There are a variety of ways methane might be produced on Mars.

Analysing the isotopic signature or atomic "strain" of carbon in the methane may help scientists determine whether or not the gas is sign of life.

"Our results support the idea that methane release on Mars might be characterized by small, transient geological events rather than a constantly replenishing global presence", said Frank Daerden, researcher at the Royal Belgian Institute for Space Astronomy in Brussels.

The scientists led by Dr Marco Giuranna, from the National Institute of Astrophysics in Rome, wrote: "The results presented in this work not only corroborate previous detections by Curiosity but, in a broader perspective, might change our view of methane occurrence on Mars". The presence of methane in the vicinity was confirmed by readings taken 24 hours earlier by NASA's Curiosity rover. The next day, ESA's Mars Express probe captured air samples with a methane concentration of 15.5 parts per billion as it whizzed through the atmosphere above Gale Crater.

If microbes still exist, they are one possible source.

The scientists used the orbiter's planetary fourier spectrometer (PFS) to look for methane in and around Gale crater from December 2012 to July 2014. Their findings suggest methane releases are extremely rare and that the gas swiftly disappears.
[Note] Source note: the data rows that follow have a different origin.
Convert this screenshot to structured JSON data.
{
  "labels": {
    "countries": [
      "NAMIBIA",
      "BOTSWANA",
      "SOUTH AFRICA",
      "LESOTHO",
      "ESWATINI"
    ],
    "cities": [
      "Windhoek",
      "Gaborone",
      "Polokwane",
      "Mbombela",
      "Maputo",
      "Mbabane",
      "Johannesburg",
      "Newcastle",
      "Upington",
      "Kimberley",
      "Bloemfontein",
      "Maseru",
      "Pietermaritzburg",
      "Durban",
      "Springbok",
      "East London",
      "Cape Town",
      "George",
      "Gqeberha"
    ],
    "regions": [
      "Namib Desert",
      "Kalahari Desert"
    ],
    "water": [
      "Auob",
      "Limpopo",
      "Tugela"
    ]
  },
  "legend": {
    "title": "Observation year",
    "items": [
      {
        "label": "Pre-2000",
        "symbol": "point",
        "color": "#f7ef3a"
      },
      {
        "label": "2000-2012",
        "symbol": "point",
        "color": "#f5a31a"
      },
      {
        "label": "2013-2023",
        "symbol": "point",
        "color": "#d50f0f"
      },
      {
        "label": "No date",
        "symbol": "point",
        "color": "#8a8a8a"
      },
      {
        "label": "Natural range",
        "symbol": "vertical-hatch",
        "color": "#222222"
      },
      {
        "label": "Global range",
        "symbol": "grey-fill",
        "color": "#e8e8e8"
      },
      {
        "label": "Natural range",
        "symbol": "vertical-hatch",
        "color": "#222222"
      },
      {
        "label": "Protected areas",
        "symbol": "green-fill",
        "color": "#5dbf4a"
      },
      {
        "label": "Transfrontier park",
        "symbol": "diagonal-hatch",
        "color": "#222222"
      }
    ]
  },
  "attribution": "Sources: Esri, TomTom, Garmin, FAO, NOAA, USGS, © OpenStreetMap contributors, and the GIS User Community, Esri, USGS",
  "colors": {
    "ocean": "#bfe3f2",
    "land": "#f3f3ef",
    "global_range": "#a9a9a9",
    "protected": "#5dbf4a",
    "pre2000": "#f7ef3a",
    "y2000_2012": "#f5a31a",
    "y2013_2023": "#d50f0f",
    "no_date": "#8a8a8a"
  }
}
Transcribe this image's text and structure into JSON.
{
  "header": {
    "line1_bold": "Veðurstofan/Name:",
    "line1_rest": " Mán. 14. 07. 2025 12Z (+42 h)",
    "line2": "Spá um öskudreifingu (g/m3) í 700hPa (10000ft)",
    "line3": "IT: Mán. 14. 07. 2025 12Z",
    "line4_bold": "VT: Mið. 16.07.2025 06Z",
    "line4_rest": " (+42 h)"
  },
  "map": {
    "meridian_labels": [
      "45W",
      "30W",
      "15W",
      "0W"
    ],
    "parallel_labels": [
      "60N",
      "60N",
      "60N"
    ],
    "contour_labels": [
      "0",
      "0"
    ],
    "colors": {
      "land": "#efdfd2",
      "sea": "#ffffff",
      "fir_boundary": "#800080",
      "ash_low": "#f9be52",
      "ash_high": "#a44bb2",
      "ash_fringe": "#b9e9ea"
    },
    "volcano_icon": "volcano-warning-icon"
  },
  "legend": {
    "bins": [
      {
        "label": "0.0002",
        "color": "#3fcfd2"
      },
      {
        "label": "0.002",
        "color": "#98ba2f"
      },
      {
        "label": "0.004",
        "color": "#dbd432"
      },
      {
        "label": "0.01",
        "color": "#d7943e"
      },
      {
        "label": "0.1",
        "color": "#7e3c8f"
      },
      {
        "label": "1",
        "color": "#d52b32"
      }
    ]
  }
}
This kind of thing happens on Earth, typically along tectonic faults and at natural gas deposits. Methane can be made as a downstream product of serpentinisation. Geologists from Italy and the US also carefully examined the region around the Gale crater for methane-releasing features.

In a study published Monday in the journal Nature Geoscience, the scientists present their theory: that the "geological faults" in the Aeolis Mensae region could have broken permafrost nearby and released methane that may have been trapped within it.

Shortly after Curiosity landed in 2012 in the Gale impact crater, "I chose to conduct a long-term monitoring of the Martian atmosphere" at this location, says the researcher, whose study is published in Nature Geoscience.